Furthermore, the detailed treatment of qubit interactions in that study makes the approach less practical for extending to systems with many qubits, as the dimensionality of the state space increases rapidly with system size.

The Lipkin-Meshkov-Glick (LMG) Hamiltonian is a compact yet highly expressive framework for exploring quantum many-body phenomena. Originating in nuclear physics [24][25][26]43], it provides a controlled setting for analyzing particle-particle and particle-hole correlations among neutrons and protons, as well as for benchmarking approximate many-body techniques. Its applicability extends well beyond that context, e.g. in condensed-matter physics it offers an effective description of Bose-Einstein condensates and Josephson-junction dynamics [23,35,36]. Also in optical physics, it has been used for the metrological quantification of spin-squeezed states and the engineering of multipartite entanglement, both in the presence of an external field and for the quadratic collectivespin Hamiltonian in the absence of a field [18,20,21,42]. Taken together, the LMG model has become a standard tool for modeling collectively interacting two-level quantum systems.
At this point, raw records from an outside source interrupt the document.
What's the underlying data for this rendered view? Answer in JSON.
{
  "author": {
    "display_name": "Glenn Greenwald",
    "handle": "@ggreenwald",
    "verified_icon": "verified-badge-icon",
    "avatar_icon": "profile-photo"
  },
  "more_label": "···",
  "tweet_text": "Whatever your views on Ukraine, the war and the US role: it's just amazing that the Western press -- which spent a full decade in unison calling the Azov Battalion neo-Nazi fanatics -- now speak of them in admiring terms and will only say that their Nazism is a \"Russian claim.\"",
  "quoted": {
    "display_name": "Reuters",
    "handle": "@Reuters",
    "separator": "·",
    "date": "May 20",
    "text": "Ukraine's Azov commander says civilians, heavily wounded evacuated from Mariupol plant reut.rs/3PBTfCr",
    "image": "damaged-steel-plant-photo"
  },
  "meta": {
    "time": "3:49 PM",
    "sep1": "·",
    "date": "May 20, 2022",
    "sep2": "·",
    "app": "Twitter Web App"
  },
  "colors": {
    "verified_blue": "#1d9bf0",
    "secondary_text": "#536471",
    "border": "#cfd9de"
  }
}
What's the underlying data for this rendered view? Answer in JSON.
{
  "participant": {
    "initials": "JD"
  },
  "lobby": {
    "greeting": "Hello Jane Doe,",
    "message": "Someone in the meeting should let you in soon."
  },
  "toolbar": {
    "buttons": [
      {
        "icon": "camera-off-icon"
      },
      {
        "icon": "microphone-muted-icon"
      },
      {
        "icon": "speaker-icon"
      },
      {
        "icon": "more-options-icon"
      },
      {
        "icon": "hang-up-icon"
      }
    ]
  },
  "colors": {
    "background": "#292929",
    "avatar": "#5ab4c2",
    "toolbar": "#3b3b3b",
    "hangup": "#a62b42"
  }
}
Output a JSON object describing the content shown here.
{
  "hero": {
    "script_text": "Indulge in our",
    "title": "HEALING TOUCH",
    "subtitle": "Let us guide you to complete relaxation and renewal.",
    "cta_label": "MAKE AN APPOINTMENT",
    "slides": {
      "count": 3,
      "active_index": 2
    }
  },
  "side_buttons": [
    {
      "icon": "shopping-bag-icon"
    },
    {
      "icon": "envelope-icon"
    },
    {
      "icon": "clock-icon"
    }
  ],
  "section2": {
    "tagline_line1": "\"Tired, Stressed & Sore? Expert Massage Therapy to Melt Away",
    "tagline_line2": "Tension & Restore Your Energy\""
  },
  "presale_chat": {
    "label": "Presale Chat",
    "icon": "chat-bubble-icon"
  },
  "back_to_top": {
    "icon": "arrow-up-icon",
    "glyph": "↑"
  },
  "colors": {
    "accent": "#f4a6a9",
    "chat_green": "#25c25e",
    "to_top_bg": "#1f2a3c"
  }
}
Within this framework, the existence of first-, second-, and third-order quantum phase transitions (QPTs) has been demonstrated [10,16]. More recently, it has been established that the associated quantum phase diagrams can be rigorously characterized in terms of phase-space delocalization measures, complemented by entanglement-entropy measures [6,7,9,38,44]. In what follows, we focus on the formulation of the LMG model that arises naturally in one-dimensional lattices of interacting spins -namely, an anisotropic XY (Ising-type) model in a transverse field with all-to-all couplings.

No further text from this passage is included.